As a kid, I thought I was peculiar looking and generally odd. I had been president of my junior high class and when I entered high school, I was awed by the mammoth surroundings. So Mom and I had several long talks about my inferiority complex. Time and time again she explained that it didn’t matter what you looked like on the outside. It was what you were on the inside that mattered, anywhere you were—at a dance, in school, at home, throughout life. And, looking back, I learned that a personality is more than a skin-deep affair. This is one lesson I’ll never forget.

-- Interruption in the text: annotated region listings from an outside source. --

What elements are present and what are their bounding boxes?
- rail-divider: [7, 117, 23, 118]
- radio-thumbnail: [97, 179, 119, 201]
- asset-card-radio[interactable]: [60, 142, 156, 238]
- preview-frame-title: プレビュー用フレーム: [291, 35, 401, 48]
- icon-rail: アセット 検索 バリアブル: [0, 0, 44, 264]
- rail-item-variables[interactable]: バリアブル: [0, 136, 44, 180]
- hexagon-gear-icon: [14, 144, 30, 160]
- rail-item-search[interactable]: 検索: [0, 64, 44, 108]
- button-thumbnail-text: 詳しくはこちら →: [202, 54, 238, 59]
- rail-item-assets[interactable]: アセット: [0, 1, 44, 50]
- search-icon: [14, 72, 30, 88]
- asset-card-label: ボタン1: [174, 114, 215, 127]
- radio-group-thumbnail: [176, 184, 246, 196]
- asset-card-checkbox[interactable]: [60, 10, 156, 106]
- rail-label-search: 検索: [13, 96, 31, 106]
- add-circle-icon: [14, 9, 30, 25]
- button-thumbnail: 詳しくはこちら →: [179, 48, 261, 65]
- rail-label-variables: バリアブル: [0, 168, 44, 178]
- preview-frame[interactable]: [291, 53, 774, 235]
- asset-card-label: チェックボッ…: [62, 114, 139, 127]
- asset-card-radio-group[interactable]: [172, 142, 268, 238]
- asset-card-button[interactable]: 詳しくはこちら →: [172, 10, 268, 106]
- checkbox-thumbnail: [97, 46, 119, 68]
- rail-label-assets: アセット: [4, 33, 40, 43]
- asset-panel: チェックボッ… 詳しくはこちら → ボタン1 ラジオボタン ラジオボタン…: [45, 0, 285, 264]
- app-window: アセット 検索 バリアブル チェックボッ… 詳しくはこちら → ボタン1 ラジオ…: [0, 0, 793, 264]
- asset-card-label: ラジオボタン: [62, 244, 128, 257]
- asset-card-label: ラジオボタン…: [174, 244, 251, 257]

So above all, getting back to my very first tip, have fun. Don’t look bored, nervous or unhappy. Gloom just keeps everybody away. A smile comes in handy. Put it on and enjoy yourself talking to the other girls around you. Then too, you could move to different sections of the dance floor from time to time. You’ll see more people, more fellows will notice you, and before you know it you’ll be on the dance floor, too. Another thing to remember—don’t travel in crowds or giggle too loud. It scares us guys. We also don’t like it when girls lose things. So . . .
When it’s time to leave the dance, look around to make sure you have all your belongings. We at the “Bandstand” have accumulated some lost ’n’ found pile. My wife’s the one girl I know who doesn’t have to worry when she goes through my pockets and finds bobby pins, safety pins. glasses, rubber bands, combs, barrettes, bracelets, earrings, etc. The reason? Two reasons. One, these are some of the things I find after the kids have gone home from dances. Two, these are the items I’ve learned to bring with me to telecasts and dances because girls forever dash up to me with this type of comment: “Dick, would you, by any chance, have a bobby pin? My hair’s flying all over the place!” or “Dick, have you an extra comb? I left mine in the ladies’ room.” One girl came over to me and frantically clutching at her waist, whispered, “Would you have a safety pin? I’m desperate. I think my crinoline has come loose.” Moral: Take along—don’t borrow—your extra artillery, girls. I won’t always be handy to provide it.
But I can provide this advice. I know most girls can become good dancers, either jitterbug or straight. I think if you practice listening to the music, pay attention to the tempo, you’ll have half the battle of the dance floor won. The other half is in the steps themselves. Where do you learn them? A lot of girls I’ve met learned the basic steps at home, from an older sister, brother or along with girlfriends. (And Photoplay has given you diagrams on page 65 for some fun steps.) Dance studios can supply the polish, if you need it. In no time at all your answer to May I Have this dance?” will be a happy, confident “I’d love to.”
Meanwhile, just put a record on—and start doing what comes naturally! That s all for this month.